Final answer:
To check the validity of the inequality x₂ + x₃ + 2x₄ ≤ 6 for the given constraint, we simplifying the inequality, solving it, substituting the range of values for x into the constraint equation, and determining the valid inequalities that satisfy the condition.
Step-by-step explanation:
Detailed Answer:
To determine if the inequality x₂ + x₃ + 2x₄ ≤ 6 is valid for X={(x ∈ ℤ₊⁴): 4x₁ + 5x₂ + 9x₃ + 12x₄ ≤ 34}, we need to find the range of values for x that satisfy both the inequality and the given constraint.
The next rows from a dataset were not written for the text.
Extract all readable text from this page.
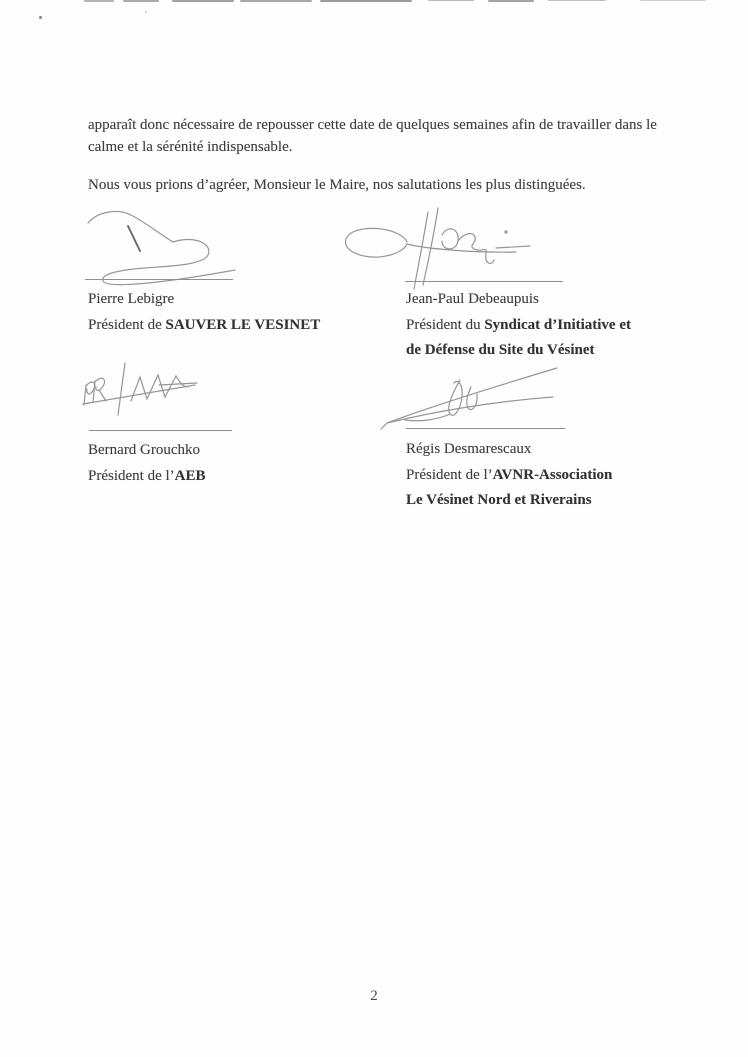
apparaît donc nécessaire de repousser cette date de quelques semaines afin de travailler dans le calme et la sérénité indispensable.

Nous vous prions d’agréer, Monsieur le Maire, nos salutations les plus distinguées.

Pierre Lebigre
Président de SAUVER LE VESINET
Jean-Paul Debeaupuis
Président du Syndicat d’Initiative et
de Défense du Site du Vésinet
Bernard Grouchko
Président de l’AEB
Régis Desmarescaux
Président de l’AVNR-Association
Le Vésinet Nord et Riverains
2
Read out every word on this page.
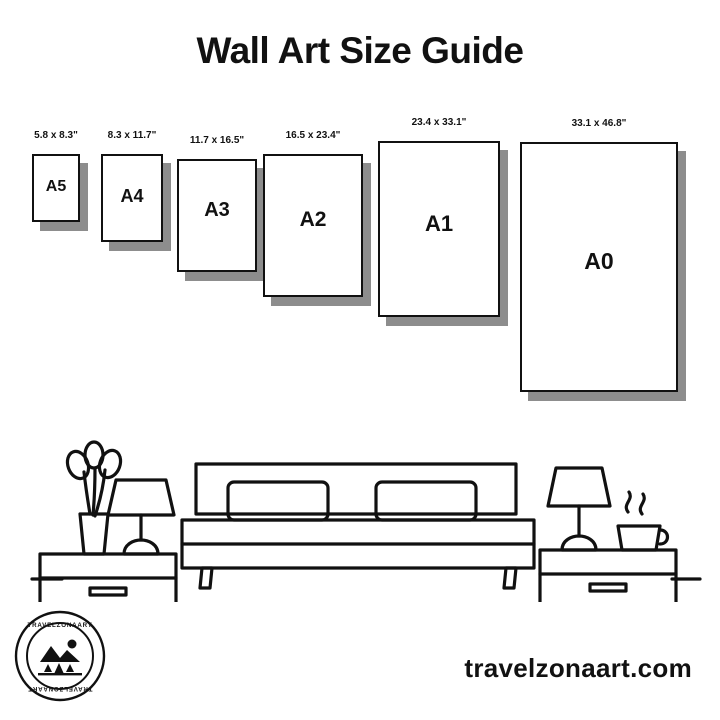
Wall Art Size Guide
5.8 x 8.3"
A5
8.3 x 11.7"
A4
11.7 x 16.5"
A3
16.5 x 23.4"
A2
23.4 x 33.1"
A1
33.1 x 46.8"
A0
TRAVELZONAART
TRAVELZONAART
travelzonaart.com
- First, simplify the inequality by completing the square in x², which reduces it to 2 (x² − ¹)² ≤ 0.
- Solving this inequality, we find that the maximum value for x² − 1 is 0, which means x² ≤ 1, resulting in -1 ≤ x ≤ 1.
- Next, substitute this range of values for x into the constraint equation 4x₁ + 5x₂ + 9x₃ + 12x₄ ≤ 34. By substituting the lower and upper bounds of x, we get -4 + 5x₂ + 9x₃ + 12x₄ ≤ 34 and 4 + 5x₂ + 9x₃ + 12x₄ ≤ 34, respectively.
- Solving these two inequalities, we find that -4 + 5x₂ + 9x₃ + 12x₄ ≤ 34 gives x₂ + x₃ + 2x₄ ≤ 6, while 4 + 5x₂ + 9x₃ + 12x₄ ≤ 34 does not satisfy the inequality.
Therefore, the inequality x₂ + x₃ + 2x₄ ≤ 6 is valid for X={(x ∈ ℤ₊⁴): 4x₁ + 5x₂ + 9x₃ + 12x₄ ≤ 34} when -1 ≤ x ≤ 1.